Denver v. State, 788 P.2d at 767 (citing City of Clinton v. Cedar Rapids & Mo. River R.R., 24 Iowa 455, 475 (1868)).

. Generally, it follows that when a home rule provision and a state statute conflict with respect to a local matter, the home rule provision supersedes the conflicting state provision. Colorado River Water Conservation Dist., 696 P.2d at 740; Colo. Const. art. XX, § 6. In matters of statewide concern, however, the General Assembly may adopt legislation and home rule municipalities are without power to act unless authorized by state statute or the constitution. Colorado River Water Conservation Dist., 696 P.2d at 740. And, in matters of mixed local and state concern where there is a conflict, the state statute will prevail. National Advertising Co., 751 P.2d at 635.

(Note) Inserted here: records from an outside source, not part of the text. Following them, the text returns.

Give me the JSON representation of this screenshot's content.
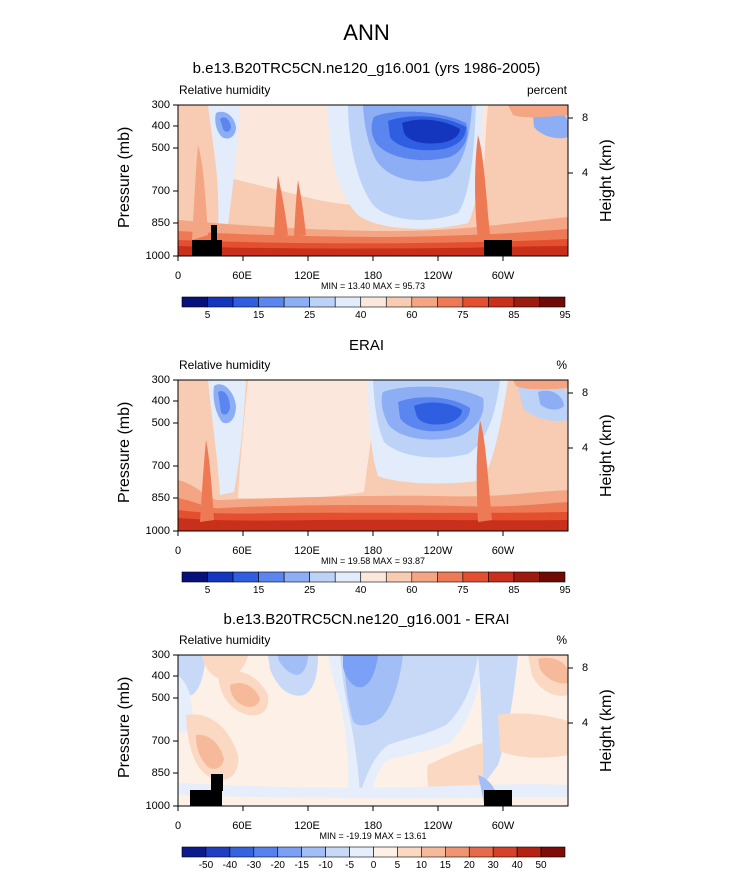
{
  "figure_title": "ANN",
  "chart_data": [
    {
      "type": "heatmap",
      "title": "b.e13.B20TRC5CN.ne120_g16.001 (yrs 1986-2005)",
      "left_label": "Relative humidity",
      "right_label": "percent",
      "ylabel": "Pressure (mb)",
      "y2label": "Height (km)",
      "y_ticks": [
        "300",
        "400",
        "500",
        "700",
        "850",
        "1000"
      ],
      "x_ticks": [
        "0",
        "60E",
        "120E",
        "180",
        "120W",
        "60W"
      ],
      "y2_ticks": [
        "8",
        "4"
      ],
      "min_max_text": "MIN =  13.40   MAX =  95.73",
      "colorbar_labels": [
        "5",
        "15",
        "25",
        "40",
        "60",
        "75",
        "85",
        "95"
      ]
    },
    {
      "type": "heatmap",
      "title": "ERAI",
      "left_label": "Relative humidity",
      "right_label": "%",
      "ylabel": "Pressure (mb)",
      "y2label": "Height (km)",
      "y_ticks": [
        "300",
        "400",
        "500",
        "700",
        "850",
        "1000"
      ],
      "x_ticks": [
        "0",
        "60E",
        "120E",
        "180",
        "120W",
        "60W"
      ],
      "y2_ticks": [
        "8",
        "4"
      ],
      "min_max_text": "MIN =  19.58   MAX =  93.87",
      "colorbar_labels": [
        "5",
        "15",
        "25",
        "40",
        "60",
        "75",
        "85",
        "95"
      ]
    },
    {
      "type": "heatmap",
      "title": "b.e13.B20TRC5CN.ne120_g16.001 - ERAI",
      "left_label": "Relative humidity",
      "right_label": "%",
      "ylabel": "Pressure (mb)",
      "y2label": "Height (km)",
      "y_ticks": [
        "300",
        "400",
        "500",
        "700",
        "850",
        "1000"
      ],
      "x_ticks": [
        "0",
        "60E",
        "120E",
        "180",
        "120W",
        "60W"
      ],
      "y2_ticks": [
        "8",
        "4"
      ],
      "min_max_text": "MIN = -19.19   MAX =  13.61",
      "colorbar_labels": [
        "-50",
        "-40",
        "-30",
        "-20",
        "-15",
        "-10",
        "-5",
        "0",
        "5",
        "10",
        "15",
        "20",
        "30",
        "40",
        "50"
      ]
    }
  ],
  "colors": {
    "abs_scale": [
      "#08107a",
      "#1436bf",
      "#2f5fe0",
      "#5b86f0",
      "#8daef5",
      "#bcd3f7",
      "#e3ecfa",
      "#fbe7dc",
      "#f8ccb2",
      "#f4a584",
      "#ee7a55",
      "#e44f2f",
      "#c9301c",
      "#9b1b10",
      "#6e0b07"
    ],
    "diff_scale": [
      "#0b1a8c",
      "#1e3fc4",
      "#3563de",
      "#5582ee",
      "#7aa1f5",
      "#a2bef7",
      "#c8d9f8",
      "#e7eefb",
      "#fdf0e6",
      "#fad8c2",
      "#f6b99a",
      "#f09472",
      "#e66b4a",
      "#d64228",
      "#b62212",
      "#7e0c07"
    ],
    "land": "#000000"
  }
}
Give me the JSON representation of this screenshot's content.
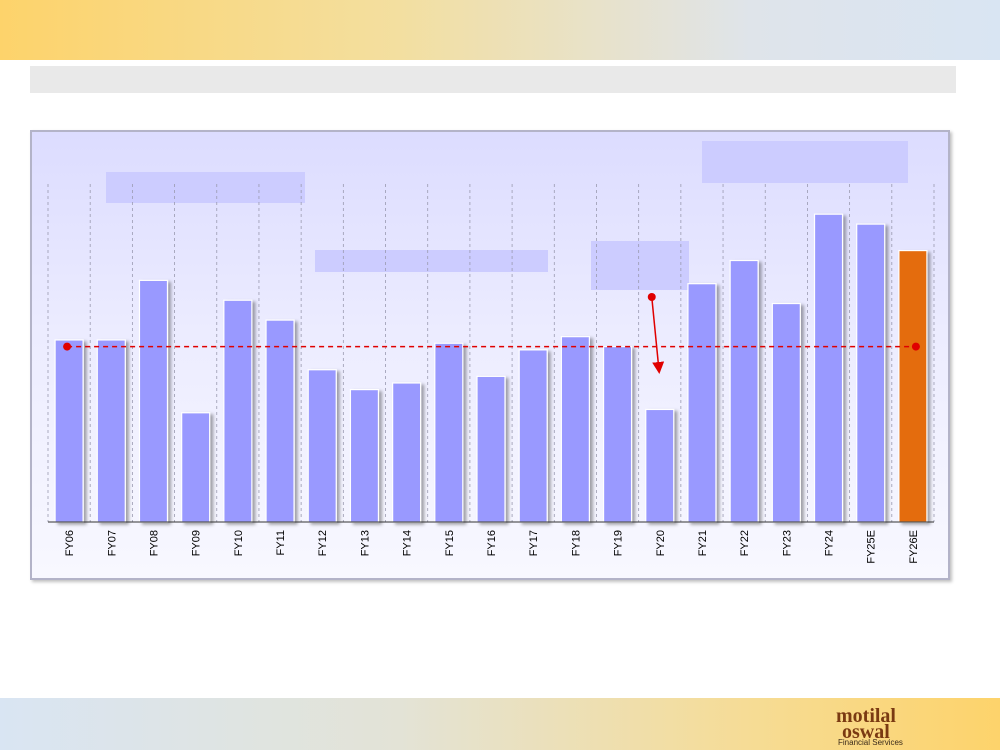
{
  "colors": {
    "bar": "#9999ff",
    "highlight_bar": "#e46c0a",
    "average_line": "#e00000",
    "arrow": "#e00000"
  },
  "logo": {
    "word1": "motilal",
    "word2": "oswal",
    "tagline": "Financial Services"
  },
  "chart_data": {
    "type": "bar",
    "categories": [
      "FY06",
      "FY07",
      "FY08",
      "FY09",
      "FY10",
      "FY11",
      "FY12",
      "FY13",
      "FY14",
      "FY15",
      "FY16",
      "FY17",
      "FY18",
      "FY19",
      "FY20",
      "FY21",
      "FY22",
      "FY23",
      "FY24",
      "FY25E",
      "FY26E"
    ],
    "values": [
      55,
      55,
      73,
      33,
      67,
      61,
      46,
      40,
      42,
      54,
      44,
      52,
      56,
      53,
      34,
      72,
      79,
      66,
      93,
      90,
      82
    ],
    "highlight_category": "FY26E",
    "average_value": 53,
    "ylim": [
      0,
      100
    ],
    "grid": "vertical dashed",
    "title": "",
    "xlabel": "",
    "ylabel": ""
  }
}
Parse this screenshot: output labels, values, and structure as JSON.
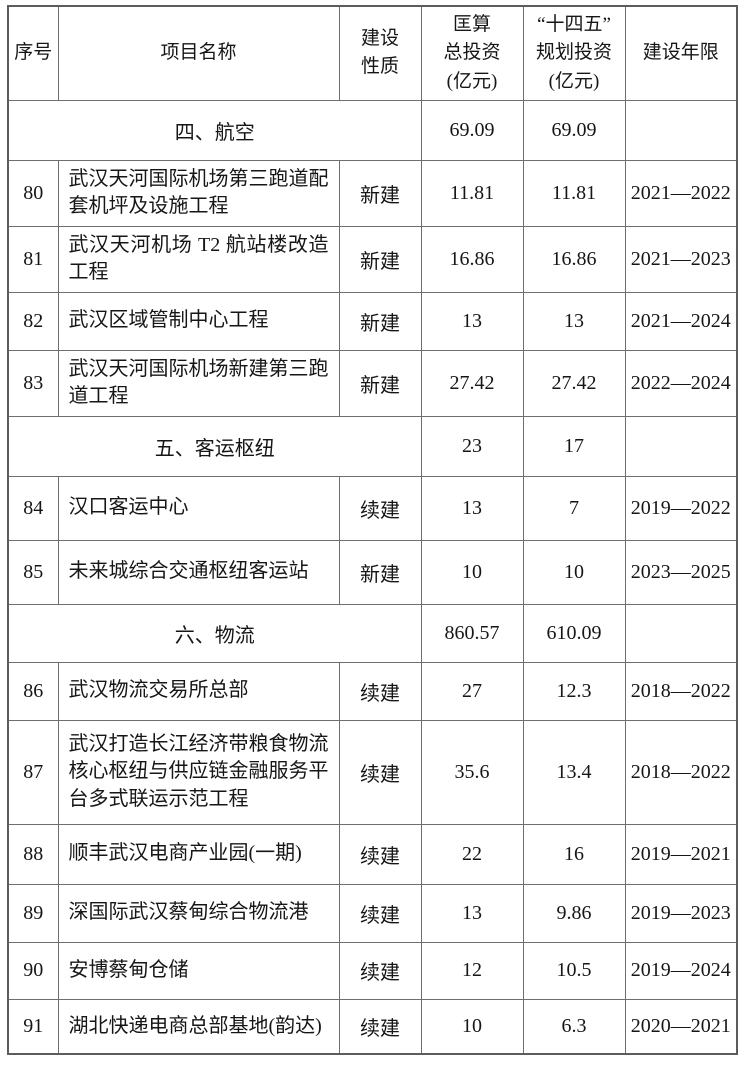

. In Passarelli, we held that a statute limiting reimbursement of expenses incurred by incumbent public officers who prevail in recall elections to ten cents per voter violated Article XXI, Section 4, of the Colorado Constitution, which expressly requires reimbursement from the state treasury of such expenses. Passarelli, 742 P.2d at 871-72.

. While we recognize that the list of factors in Denver v. State is not exhaustive, we nevertheless fmd them sufficient for our purposes here.

. That is not to say, however, that deputy sheriffs in other counties do not have such power. See International Bhd. of Police Officers, Local No. 127 v. City & County of Denver, 185 Colo. 50, 54, 521 P.2d 916, 918 (1974) [hereinafter Local No. 1271 ("[T]here is no authority, constitutional or statutory, granting deputy sheriffs of the City and County of Denver the same general police powers given sheriffs and their deputies in other counties.”)

. We note, however, that our holding today is limited to the facts before us. Thus, if Denver changes, in any significant way, the duties and responsibilities of its deputy sheriffs, our result here might not apply.

.As noted by Denver, the POST Act does not mandate uniform training for all peace officers. Only certain peace officers designated as "Level I" are required to be trained under the Act. Thus, the argument that uniformity of training is required for all peace officers is belied by the very terms of the POST Act.